Chimpanzees Gait Energetics & The Origin of Human Bipedalism

In late May, I shared with you a paper that introduced us to the hypothesis of bipedalism originating in Orangutans. I thought it was a rather foolish hypothesis to make considering the wealth of comparative anatomical and physiological research done with chimpanzee to human gaits. Chimpanzees have more similar anatomy to us than Orangutans and Gorillas, and they walk bipedally a bit more than Gorillas and Orangutans. I was surprised that Science published it despite these well established facts.

Now, a new paper published in PNAS last week vindicates some of my concerns from the above publication. It is tilted, “Chimpanzee Locomotor Energetics and the Origin of Human Bipedalism” and comes from Herman Pontzer, from Washington University in St. Louis who collaborated with several other colleagues in studying energetics and biomecanics of adult chimpanzees and humans, using treadmills. A similar publication was conducted in 1973, but it was flawed in that it used juvenile chimps, which have a different gait compared to their adults. So this study is significant because it retests the same experiments done before, but under new conditions.

The team also took their analysis a step further, from EurekAlert,

“[they] also examined the early hominin fossil record, which they found to include predicted changes consistent with lower energy cost- longer hind legs compared to body mass and structural changes to the pelvic bone allowing for more upright walking.

Analysis of these features in early fossil hominins, coupled with with analysis of bipedal walking in chimpanzees, indicate that bipedalism in early, ape-like hominins could indeed have been less costly than quadrupedal knucklewalking.”

I’ve plucked one of the more enlightening figures from the PNAS paper, which clearly shows how human bipedalism exerts less tension than the chimpanzee form of bipedalism.

Comparison of walking mechanics in chimpanzees and humans.

So, I consider this study more analytical than the several orangutans that swayed back and forth in trees.
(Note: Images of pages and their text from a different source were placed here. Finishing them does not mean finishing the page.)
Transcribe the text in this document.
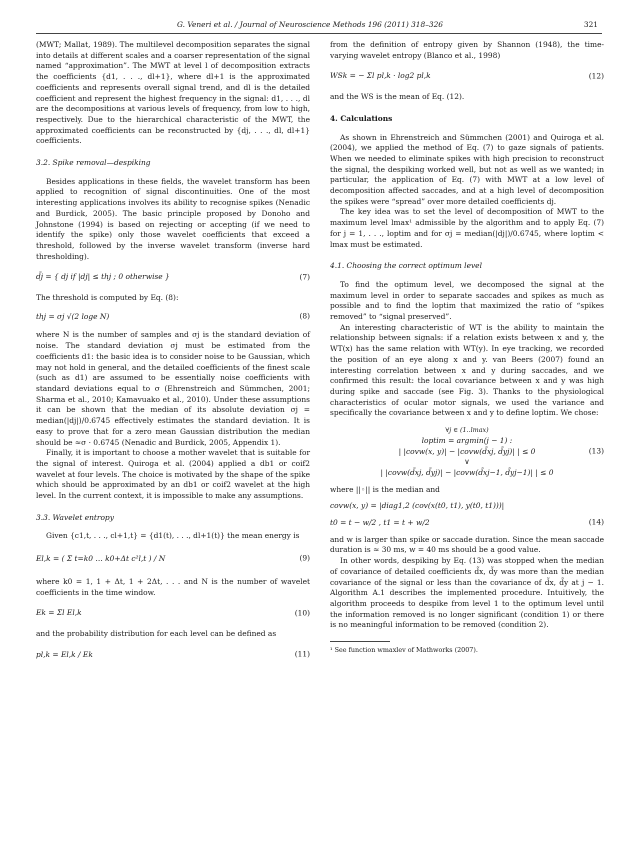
G. Veneri et al. / Journal of Neuroscience Methods 196 (2011) 318–326	321

(MWT; Mallat, 1989). The multilevel decomposition separates the signal into details at different scales and a coarser representation of the signal named “approximation”. The MWT at level l of decomposition extracts the coefficients {d1, . . ., dl+1}, where dl+1 is the approximated coefficients and represents overall signal trend, and dl is the detailed coefficient and represent the highest frequency in the signal: d1, . . ., dl are the decompositions at various levels of frequency, from low to high, respectively. Due to the hierarchical characteristic of the MWT, the approximated coefficients can be reconstructed by {dj, . . ., dl, dl+1} coefficients.

3.2. Spike removal—despiking

Besides applications in these fields, the wavelet transform has been applied to recognition of signal discontinuities. One of the most interesting applications involves its ability to recognise spikes (Nenadic and Burdick, 2005). The basic principle proposed by Donoho and Johnstone (1994) is based on rejecting or accepting (if we need to identify the spike) only those wavelet coefficients that exceed a threshold, followed by the inverse wavelet transform (inverse hard thresholding).

d̃j = { dj if |dj| ≤ thj ; 0 otherwise }	(7)

The threshold is computed by Eq. (8):

thj = σj √(2 loge N)	(8)

where N is the number of samples and σj is the standard deviation of noise. The standard deviation σj must be estimated from the coefficients d1: the basic idea is to consider noise to be Gaussian, which may not hold in general, and the detailed coefficients of the finest scale (such as d1) are assumed to be essentially noise coefficients with standard deviations equal to σ (Ehrenstreich and Sümmchen, 2001; Sharma et al., 2010; Kamavuako et al., 2010). Under these assumptions it can be shown that the median of its absolute deviation σj = median(|dj|)/0.6745 effectively estimates the standard deviation. It is easy to prove that for a zero mean Gaussian distribution the median should be ≈σ · 0.6745 (Nenadic and Burdick, 2005, Appendix 1).

Finally, it is important to choose a mother wavelet that is suitable for the signal of interest. Quiroga et al. (2004) applied a db1 or coif2 wavelet at four levels. The choice is motivated by the shape of the spike which should be approximated by an db1 or coif2 wavelet at the high level. In the current context, it is impossible to make any assumptions.

3.3. Wavelet entropy

Given {c1,t, . . ., cl+1,t} = {d1(t), . . ., dl+1(t)} the mean energy is

El,k = ( Σ t=k0 … k0+Δt c²l,t ) / N	(9)

where k0 = 1, 1 + Δt, 1 + 2Δt, . . . and N is the number of wavelet coefficients in the time window.

Ek = Σl El,k	(10)

and the probability distribution for each level can be defined as

pl,k = El,k / Ek	(11)

from the definition of entropy given by Shannon (1948), the time-varying wavelet entropy (Blanco et al., 1998)

WSk = − Σl pl,k · log2 pl,k	(12)

and the WS is the mean of Eq. (12).

4. Calculations

As shown in Ehrenstreich and Sümmchen (2001) and Quiroga et al. (2004), we applied the method of Eq. (7) to gaze signals of patients. When we needed to eliminate spikes with high precision to reconstruct the signal, the despiking worked well, but not as well as we wanted; in particular, the application of Eq. (7) with MWT at a low level of decomposition affected saccades, and at a high level of decomposition the spikes were “spread” over more detailed coefficients dj.

The key idea was to set the level of decomposition of MWT to the maximum level lmax¹ admissible by the algorithm and to apply Eq. (7) for j = 1, . . ., loptim and for σj = median(|dj|)/0.6745, where loptim < lmax must be estimated.

4.1. Choosing the correct optimum level

To find the optimum level, we decomposed the signal at the maximum level in order to separate saccades and spikes as much as possible and to find the loptim that maximized the ratio of “spikes removed” to “signal preserved”.

An interesting characteristic of WT is the ability to maintain the relationship between signals: if a relation exists between x and y, the WT(x) has the same relation with WT(y). In eye tracking, we recorded the position of an eye along x and y. van Beers (2007) found an interesting correlation between x and y during saccades, and we confirmed this result: the local covariance between x and y was high during spike and saccade (see Fig. 3). Thanks to the physiological characteristics of ocular motor signals, we used the variance and specifically the covariance between x and y to define loptim. We chose:

∀j ∈ (1..lmax)
loptim = argmin(j − 1) :
| |covw(x, y)| − |covw(d̃xj, d̃yj)| | ≤ 0
∨
| |covw(d̃xj, d̃yj)| − |covw(d̃xj−1, d̃yj−1)| | ≤ 0
(13)

where ||◦|| is the median and

covw(x, y) = |diag1,2 (cov(x(t0, t1), y(t0, t1)))|
t0 = t − w/2 , t1 = t + w/2	(14)

and w is larger than spike or saccade duration. Since the mean saccade duration is ≈ 30 ms, w = 40 ms should be a good value.

In other words, despiking by Eq. (13) was stopped when the median of covariance of detailed coefficients d̃x, d̃y was more than the median covariance of the signal or less than the covariance of d̃x, d̃y at j − 1. Algorithm A.1 describes the implemented procedure. Intuitively, the algorithm proceeds to despike from level 1 to the optimum level until the information removed is no longer significant (condition 1) or there is no meaningful information to be removed (condition 2).

¹ See function wmaxlev of Mathworks (2007).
To end this post, if you aren’t convinced on what I’ve been arguing for then the following video should surely convince you:

5 thoughts on “Chimpanzees Gait Energetics & The Origin of Human Bipedalism

  1. “Chimpanzees have more similar anatomy to us than Orangutans and Gorillas, and they walk bipedally a bit more than Gorillas and Orangutans. I was surprised that Science published it despite these well established facts.”

    Is it “new”, right? Because as far as I know (or knew), humans were first considered to be “at the other end” of the “apes” group, having split before or right after babboons, and it was based on larger morphological similarity with orangutans and babboons (I believe that in earlier times gorillas were proposed as an alternative of the closest living relative too).

    Then somewhat later, but just with molecular data that we were revealed as more closely related with chimps than they are with gorillas. And even then, people like Schwartz will still say that it’s “only genetics” that bring humans and chimps closer to humans than to orangutans, and that (unbearably cranky proposition if you ask me) we’re really more closely related with orangutans.

    So, even despite the anti-genetics crankyness, humans are not even more similar anatomically to orangutans, babboons and gorillas “anymore”?

    I think I’ve read about non-cranky human-orangutan proximity in things as “new” as Pilbeam’s “the ascent of man”, which is from the 70s. But it was not the supported view, the molecular data was known and accepted already. I think it was mentioned as relevant though, as if the (more common) anatomical similarities between orangutans and babbons and humans suggested that we evolved from brachiators (or “not so good brachiators”, whatever orangutans are), not from knuckle-walkers or fist-walkers. So we’d be retaining an improved secondary bipedality, whereas gorillas and chimpanzees evolved independently as faster “quadrupeds”.

    At least from the perspective of someone who is not trained on that, their skeleton looks more similar to ours . The rounded shape of the ribcage, rather than somewhat like a funnel (but oddly enough, gorillas and chimps are more like neanderthal’s in this sense, which I think that maybe would be the best support against it being a plesiomorphy), and the shoulders, most obviously. But I think that even the hips, somewhat.

    It’s very surprising to me that only relatively recently that we’d be found to be more similar in “adaptive” traits like these, rather than some subtle details that may be more relevant to infer relatedness.